The Rise and Combustion of Particles of Sewage Sludge and Petroleum Coke in a Slugging Fluidized Bed

The rise-times, from just above the base to the top of the bed, of single particles of dried sewage sludge and of two types of petroleum coke were measured in a slugging bed of sand fluidized by air. The sewage sludge and the petroleum cokes contained, on an as received basis, 49.5, 9.0 and 0.5 wt.% volatile matter, respectively. The bed (i.d. 25.5 mm; height 1300 mm) was electrically heated to a fixed temperature between 700 and 900°C. Two sizes of sand were fluidized: +212, −300 μm and +710, −850 μm. The expansion of the bed was held constant by keeping the excess gas velocity at (U − U_mf) = 190 mm/s. In a bed of the coarser sand, it was found that the time of rise of single particles of sewage sludge (< 4 mm diam.) was large enough to allow devolatilization and char burn-out to be complete before the particle reached the upper surface of the bed. The measured times of rise are significantly longer than those found in bubbling beds [12, 13]. Thus, a slugging bed, of say 2 m in depth, would have significantly better heat retention and contact of the volatile material with the particulate phase than a bubbling bed of the same depth. With the finer sand, particles of sewage sludge and of petroleum coke containing volatile material rose rapidly to the top of the bed, well before combustion was complete. Published theory [6] was used to predict the rise-times of inert particles in a hot slugging bed.
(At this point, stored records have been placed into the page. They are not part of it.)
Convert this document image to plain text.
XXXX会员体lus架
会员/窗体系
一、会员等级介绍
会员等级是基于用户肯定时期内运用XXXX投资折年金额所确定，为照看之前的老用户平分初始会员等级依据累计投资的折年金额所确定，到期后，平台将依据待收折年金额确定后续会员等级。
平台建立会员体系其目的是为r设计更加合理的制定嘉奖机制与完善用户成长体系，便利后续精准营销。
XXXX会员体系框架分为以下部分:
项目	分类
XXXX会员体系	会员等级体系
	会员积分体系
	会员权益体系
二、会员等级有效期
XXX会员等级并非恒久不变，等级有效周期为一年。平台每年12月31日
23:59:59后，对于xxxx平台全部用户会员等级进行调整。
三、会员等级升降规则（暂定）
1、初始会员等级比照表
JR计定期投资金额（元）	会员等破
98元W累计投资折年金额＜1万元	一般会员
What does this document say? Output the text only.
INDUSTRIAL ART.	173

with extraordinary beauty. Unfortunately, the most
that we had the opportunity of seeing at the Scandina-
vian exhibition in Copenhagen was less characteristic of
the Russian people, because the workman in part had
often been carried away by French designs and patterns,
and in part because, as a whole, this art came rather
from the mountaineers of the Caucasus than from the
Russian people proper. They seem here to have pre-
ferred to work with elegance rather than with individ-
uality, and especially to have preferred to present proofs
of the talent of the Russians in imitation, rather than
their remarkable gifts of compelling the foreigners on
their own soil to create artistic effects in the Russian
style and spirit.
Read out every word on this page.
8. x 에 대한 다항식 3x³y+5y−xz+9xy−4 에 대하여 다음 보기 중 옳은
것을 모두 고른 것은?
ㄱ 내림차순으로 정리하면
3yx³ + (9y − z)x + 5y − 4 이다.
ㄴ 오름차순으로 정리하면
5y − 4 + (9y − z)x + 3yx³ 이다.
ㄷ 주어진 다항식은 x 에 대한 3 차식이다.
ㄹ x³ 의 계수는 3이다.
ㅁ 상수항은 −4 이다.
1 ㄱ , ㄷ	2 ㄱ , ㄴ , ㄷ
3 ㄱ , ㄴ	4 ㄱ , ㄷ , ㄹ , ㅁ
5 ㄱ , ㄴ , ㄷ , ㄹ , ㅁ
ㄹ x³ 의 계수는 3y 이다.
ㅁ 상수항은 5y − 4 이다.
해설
The predictions compare favourably with measurements using petroleum coke containing negligible amounts of volatile material and moisture. The use of a modified form of Stokes’s law to predict the velocity of rise of inert particles is shown to compare well with experiments. The experimental results suggest that once a minimum rate of gas evolution (from volatiles or moisture) is achieved a bubble forms which is large enough to lift a fuel particle to the surface. For particles meeting this criterion, the rise-time appears to be independent of the size of the fuel particle.